Sydney, New South Wales, Australia
- Journalist and Print Journalist
Shirley Stott Despoja was the first woman to be employed in the general news room at the Adelaide Advertiser. She was that paper's first ever Arts Editor, appointed at a time when the arts were of enormous poilitical and economic significance in South Australia. She brought the arts to the front pages of the newspaper in a manner that had not been achieved before.
In 2010, Shirley Stott Despoja was the inaugural winner of the Mary MacKillop Award at the twentieth annual Catholic Archbishop's Media Citations. She was nominated for her regular column, The Third Age, published in The Adelaide Review.
According to Archbishop Wilson who presented the award, it was a pleasure to honour such an esteemed writer and champion of equality and social justice.
"Mary MacKillop herself was a great correspondent and also challenged the social norms of the day," he said.
"Ms Stott Despoja's efforts to break the stereotypes of ageing and challenge her peers to be feisty and opinionated would undoubtedly be applauded by Mary."
Stott Despoja also won a United Nations Association of Australia Media Peace Award in 2010 for the same column, for excellence in the promotion of positive images of the older person.
Shirley Stott Despoja was inducted into the Hall of Fame at the May 2013 South Australian Media Awards, honoured by her peers for an outstanding contribution to the South Australian media.
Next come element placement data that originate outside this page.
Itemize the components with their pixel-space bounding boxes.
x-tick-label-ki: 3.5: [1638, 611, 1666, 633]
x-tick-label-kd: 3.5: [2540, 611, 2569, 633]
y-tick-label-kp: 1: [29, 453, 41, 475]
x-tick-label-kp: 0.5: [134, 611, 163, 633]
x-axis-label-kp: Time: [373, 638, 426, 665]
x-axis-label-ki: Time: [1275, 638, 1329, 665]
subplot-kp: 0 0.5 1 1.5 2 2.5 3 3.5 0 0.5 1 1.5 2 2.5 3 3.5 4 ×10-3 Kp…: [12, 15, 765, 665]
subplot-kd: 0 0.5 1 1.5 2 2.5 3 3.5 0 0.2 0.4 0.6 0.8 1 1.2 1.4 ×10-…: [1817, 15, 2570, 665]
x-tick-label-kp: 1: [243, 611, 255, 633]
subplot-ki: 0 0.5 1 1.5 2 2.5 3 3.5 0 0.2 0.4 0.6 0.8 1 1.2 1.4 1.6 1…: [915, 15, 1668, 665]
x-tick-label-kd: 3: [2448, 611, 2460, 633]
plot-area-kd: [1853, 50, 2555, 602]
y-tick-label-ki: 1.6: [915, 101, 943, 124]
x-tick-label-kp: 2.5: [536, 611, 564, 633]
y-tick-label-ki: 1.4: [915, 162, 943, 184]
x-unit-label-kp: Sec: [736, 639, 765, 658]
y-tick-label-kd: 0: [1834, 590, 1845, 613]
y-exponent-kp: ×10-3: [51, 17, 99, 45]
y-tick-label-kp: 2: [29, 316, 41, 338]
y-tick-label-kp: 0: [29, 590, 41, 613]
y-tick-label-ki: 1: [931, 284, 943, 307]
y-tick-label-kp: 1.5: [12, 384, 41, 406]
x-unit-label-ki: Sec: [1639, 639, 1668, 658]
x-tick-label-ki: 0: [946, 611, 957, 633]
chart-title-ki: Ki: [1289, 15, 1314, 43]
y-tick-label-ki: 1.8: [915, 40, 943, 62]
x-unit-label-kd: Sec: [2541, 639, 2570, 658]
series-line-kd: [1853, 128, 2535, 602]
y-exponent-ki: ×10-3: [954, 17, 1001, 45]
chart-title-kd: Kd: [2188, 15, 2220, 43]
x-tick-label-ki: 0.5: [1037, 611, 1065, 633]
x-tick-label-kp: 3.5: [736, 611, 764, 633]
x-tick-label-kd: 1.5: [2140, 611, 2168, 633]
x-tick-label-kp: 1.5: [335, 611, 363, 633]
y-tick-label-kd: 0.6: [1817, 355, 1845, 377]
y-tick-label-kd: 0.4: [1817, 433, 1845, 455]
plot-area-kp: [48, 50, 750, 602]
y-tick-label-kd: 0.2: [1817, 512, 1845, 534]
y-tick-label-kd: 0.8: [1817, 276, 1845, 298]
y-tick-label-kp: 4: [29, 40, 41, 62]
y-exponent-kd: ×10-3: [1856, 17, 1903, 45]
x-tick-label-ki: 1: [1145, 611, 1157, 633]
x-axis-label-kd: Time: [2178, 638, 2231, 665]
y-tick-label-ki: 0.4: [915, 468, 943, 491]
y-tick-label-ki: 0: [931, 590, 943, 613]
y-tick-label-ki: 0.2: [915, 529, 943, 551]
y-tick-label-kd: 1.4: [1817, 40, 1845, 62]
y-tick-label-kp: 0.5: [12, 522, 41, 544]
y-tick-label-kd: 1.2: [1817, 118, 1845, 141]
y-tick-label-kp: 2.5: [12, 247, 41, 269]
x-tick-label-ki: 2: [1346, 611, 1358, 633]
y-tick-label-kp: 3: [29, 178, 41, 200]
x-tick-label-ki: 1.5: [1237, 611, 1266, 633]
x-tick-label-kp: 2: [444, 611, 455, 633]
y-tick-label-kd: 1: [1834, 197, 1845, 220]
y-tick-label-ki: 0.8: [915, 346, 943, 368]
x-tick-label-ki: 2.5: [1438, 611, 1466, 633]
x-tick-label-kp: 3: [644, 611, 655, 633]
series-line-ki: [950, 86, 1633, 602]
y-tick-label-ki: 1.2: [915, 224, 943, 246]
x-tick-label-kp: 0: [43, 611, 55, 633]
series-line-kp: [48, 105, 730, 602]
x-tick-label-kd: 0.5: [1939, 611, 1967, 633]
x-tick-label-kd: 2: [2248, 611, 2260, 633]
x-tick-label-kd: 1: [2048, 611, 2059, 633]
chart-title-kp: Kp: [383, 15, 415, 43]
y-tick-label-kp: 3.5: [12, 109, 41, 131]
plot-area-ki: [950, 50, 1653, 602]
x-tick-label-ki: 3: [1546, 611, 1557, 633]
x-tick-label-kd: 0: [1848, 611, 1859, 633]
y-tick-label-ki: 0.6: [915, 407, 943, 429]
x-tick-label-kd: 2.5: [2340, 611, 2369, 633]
In 2017 she was awarded on Australia Day with an OAM, 'for services as a journalist to print media', a citation to bury the lede, if ever there was one.
Shirley Stott Despoja is variously described as 'an inspiration', 'a pioneer', 'gutsy', 'an arts editor who changed the city' (Adelaide) and 'a great lady of a great age of print'. But above all, Stott Despoja is best known as a journalist for being 'principled'.